Padre America
Posted by Beatrice on January 25, 2009
Eccolo Bush padre, anziano, sciarpa viola e andatura tremate, appoggiato al bastone, entrare lentamente nel palco della cerimonia per salutare l’insediamento di Obama. Vedo la cerimonia dell’Inauguration – non perché ami le cerimonie – come tutti per la prima volta, e attraverso una lente che mi costringe a estremizzare quei volti e queste circostanze, come altrettante ferite umane insanate e cocenti.
Di notte, come di soprassalto, ho realizzato il rischio che Oliver Stone ha accarezzato, non potendo salvarsi, nel suo incomprensibile ritratto dell’ultimo presidente, andando senza compromessi a deludere coloro che attendevano un film politico, che individuasse responsabilità e crimini e ristabilisse una giustizia almeno ideale.
Di più: ecco che alla cerimonia entra George W., ancora immerso nel suo psichismo texano, e batte il cinque all’addetta che incrocia lungo il corridoio, come entrasse sugli spalti di una partita di baseball. E la diretta intercetta la finzione cinematografica, o la finzione tout court attraversa ancora una volta il corridoio del palazzo.

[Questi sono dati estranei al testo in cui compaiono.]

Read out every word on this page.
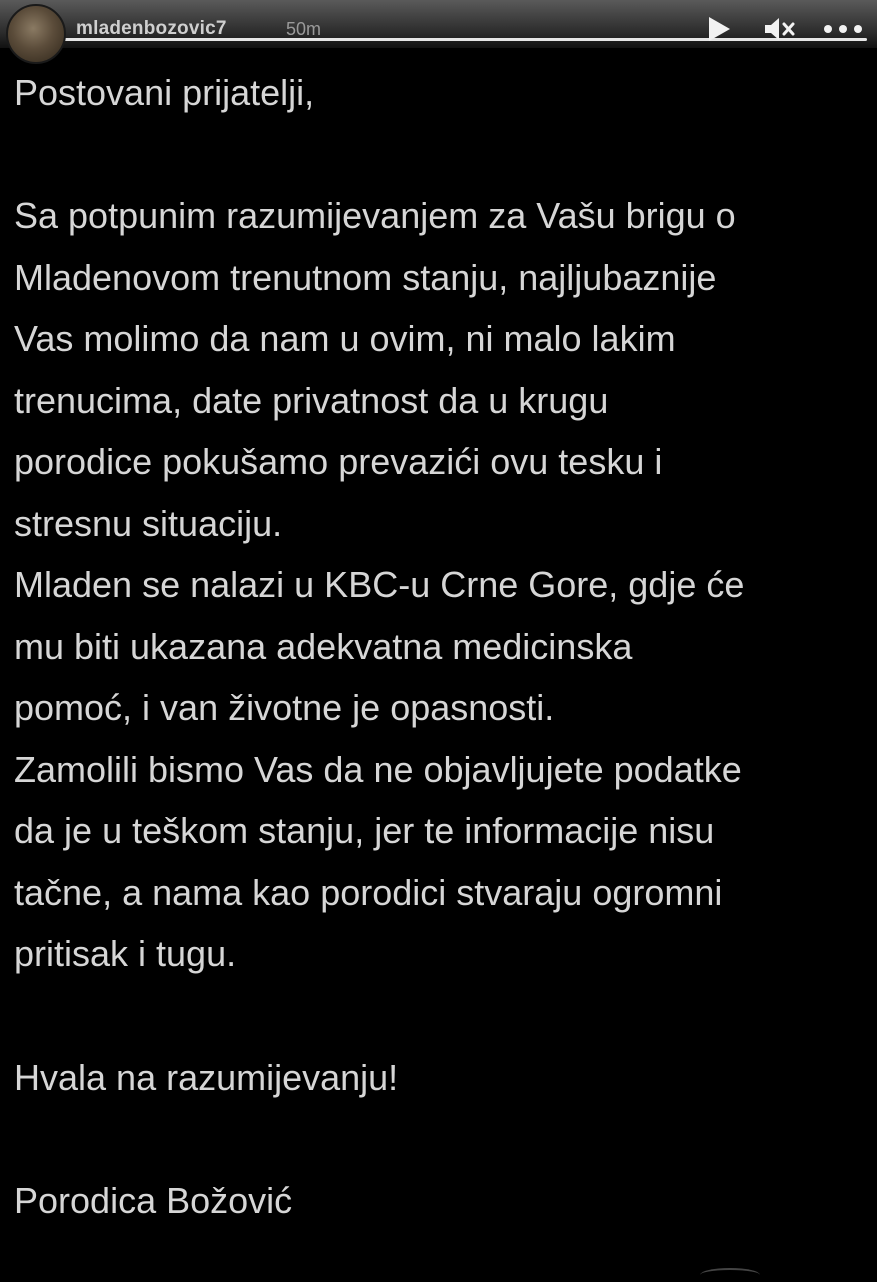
mladenbozovic7	50m
Postovani prijatelji,
Sa potpunim razumijevanjem za Vašu brigu o
Mladenovom trenutnom stanju, najljubaznije
Vas molimo da nam u ovim, ni malo lakim
trenucima, date privatnost da u krugu
porodice pokušamo prevazići ovu tesku i
stresnu situaciju.
Mladen se nalazi u KBC-u Crne Gore, gdje će
mu biti ukazana adekvatna medicinska
pomoć, i van životne je opasnosti.
Zamolili bismo Vas da ne objavljujete podatke
da je u teškom stanju, jer te informacije nisu
tačne, a nama kao porodici stvaraju ogromni
pritisak i tugu.
Hvala na razumijevanju!
Porodica Božović
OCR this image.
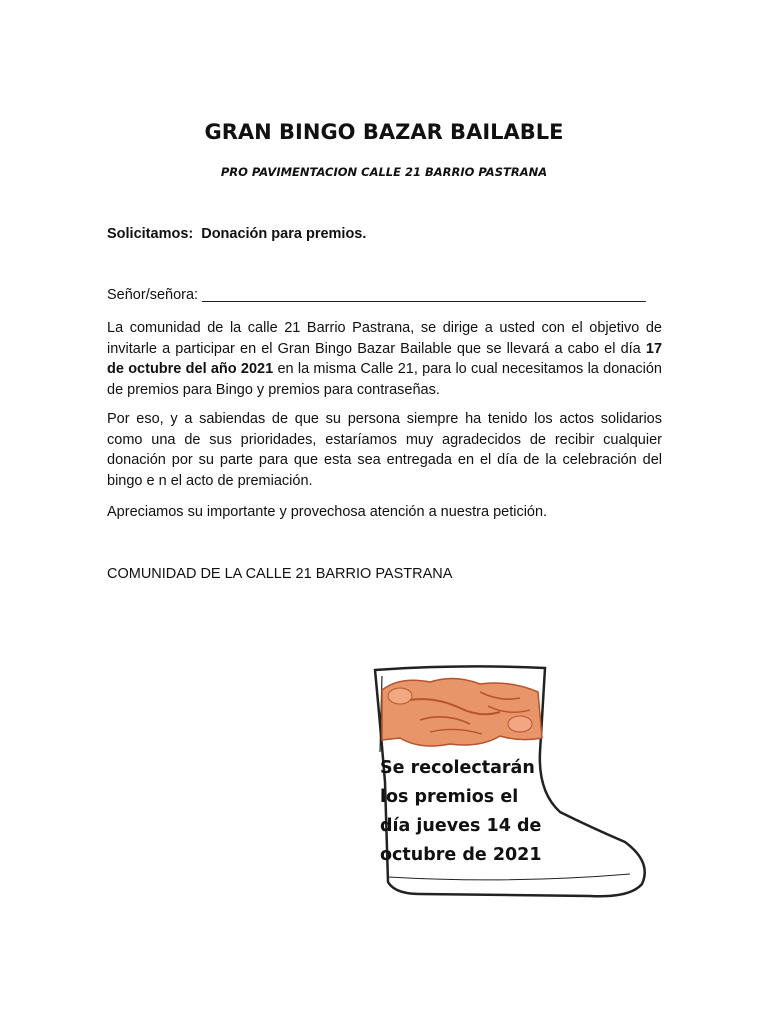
GRAN BINGO BAZAR BAILABLE
PRO PAVIMENTACION CALLE 21 BARRIO PASTRANA
Solicitamos: Donación para premios.
Señor/señora: _______________________________________________________
La comunidad de la calle 21 Barrio Pastrana, se dirige a usted con el objetivo de invitarle a participar en el Gran Bingo Bazar Bailable que se llevará a cabo el día 17 de octubre del año 2021 en la misma Calle 21, para lo cual necesitamos la donación de premios para Bingo y premios para contraseñas.
Por eso, y a sabiendas de que su persona siempre ha tenido los actos solidarios como una de sus prioridades, estaríamos muy agradecidos de recibir cualquier donación por su parte para que esta sea entregada en el día de la celebración del bingo e n el acto de premiación.
Apreciamos su importante y provechosa atención a nuestra petición.
COMUNIDAD DE LA CALLE 21 BARRIO PASTRANA
Se recolectarán
los premios el
día jueves 14 de
octubre de 2021
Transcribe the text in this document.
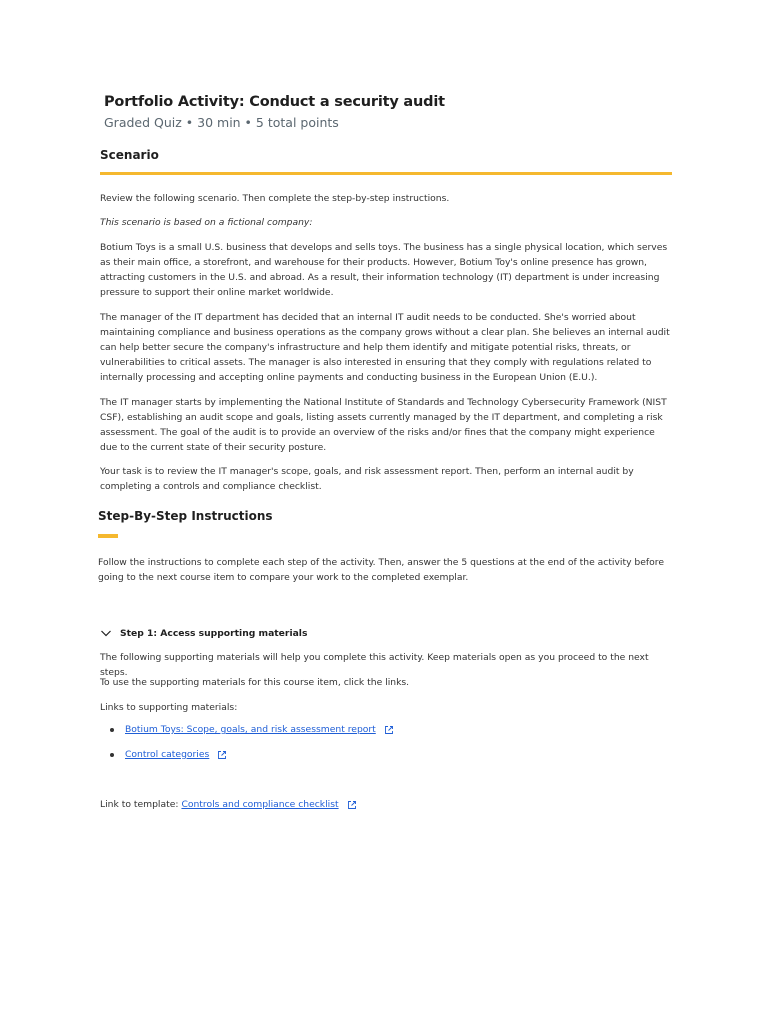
Portfolio Activity: Conduct a security audit
Graded Quiz • 30 min • 5 total points
Scenario

Review the following scenario. Then complete the step-by-step instructions.

This scenario is based on a fictional company:

Botium Toys is a small U.S. business that develops and sells toys. The business has a single physical location, which serves as their main office, a storefront, and warehouse for their products. However, Botium Toy's online presence has grown, attracting customers in the U.S. and abroad. As a result, their information technology (IT) department is under increasing pressure to support their online market worldwide.

The manager of the IT department has decided that an internal IT audit needs to be conducted. She's worried about maintaining compliance and business operations as the company grows without a clear plan. She believes an internal audit can help better secure the company's infrastructure and help them identify and mitigate potential risks, threats, or vulnerabilities to critical assets. The manager is also interested in ensuring that they comply with regulations related to internally processing and accepting online payments and conducting business in the European Union (E.U.).

The IT manager starts by implementing the National Institute of Standards and Technology Cybersecurity Framework (NIST CSF), establishing an audit scope and goals, listing assets currently managed by the IT department, and completing a risk assessment. The goal of the audit is to provide an overview of the risks and/or fines that the company might experience due to the current state of their security posture.

Your task is to review the IT manager's scope, goals, and risk assessment report. Then, perform an internal audit by completing a controls and compliance checklist.

Step-By-Step Instructions

Follow the instructions to complete each step of the activity. Then, answer the 5 questions at the end of the activity before going to the next course item to compare your work to the completed exemplar.

Step 1: Access supporting materials

The following supporting materials will help you complete this activity. Keep materials open as you proceed to the next steps.

To use the supporting materials for this course item, click the links.

Links to supporting materials:

Botium Toys: Scope, goals, and risk assessment report
Control categories
Link to template: Controls and compliance checklist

Dove siamo, esattamente? Nella notte precedente è suonato nel corridoio della mia scatola cranica un ricordo nitido, come il diapason della nota dominante: i Karamazov. Che Stone non poteva citare esattamente, non assegnare personaggi e interpreti, ma suggerire – accontentandosi di parlare a coloro che hanno assorbito il problema nell’età in cui l’emancipazione è vitale – di riconoscere che nelle persone del massimo potere, ieri, adesso, erano seduti i tristi uomini del Sottosuolo. Che essi sono afoni, poveri o deprivati cognitivamente ed emotivamente della coscienza tormentata che fu dei protagonisti del romanzo russo (ed è innegabile), tanto da risultare irriconoscibili, ma ridotti all’osso, al nocciolo della tragedia.
Questa visione ci costringe a scrutare con attenzione i volti che si posizionano entro il perimetro della cerimonia, cercare. C’è là sotto, nella folla assiepata per l’evento, un popolo di quasi-poveri accorsi ad accamparsi lungo l’area del Campidoglio, accovacciati a terra, coperti di cose inutili e imbacuccati, come un’abitudine strisciante, inconsapevolmente mutuata dal mondo parallelo di homeless accucciati in ogni angolo d’America, che alla tirannide paterna sono sfuggiti con la propria rovina, con la condanna definitiva alla marginalità.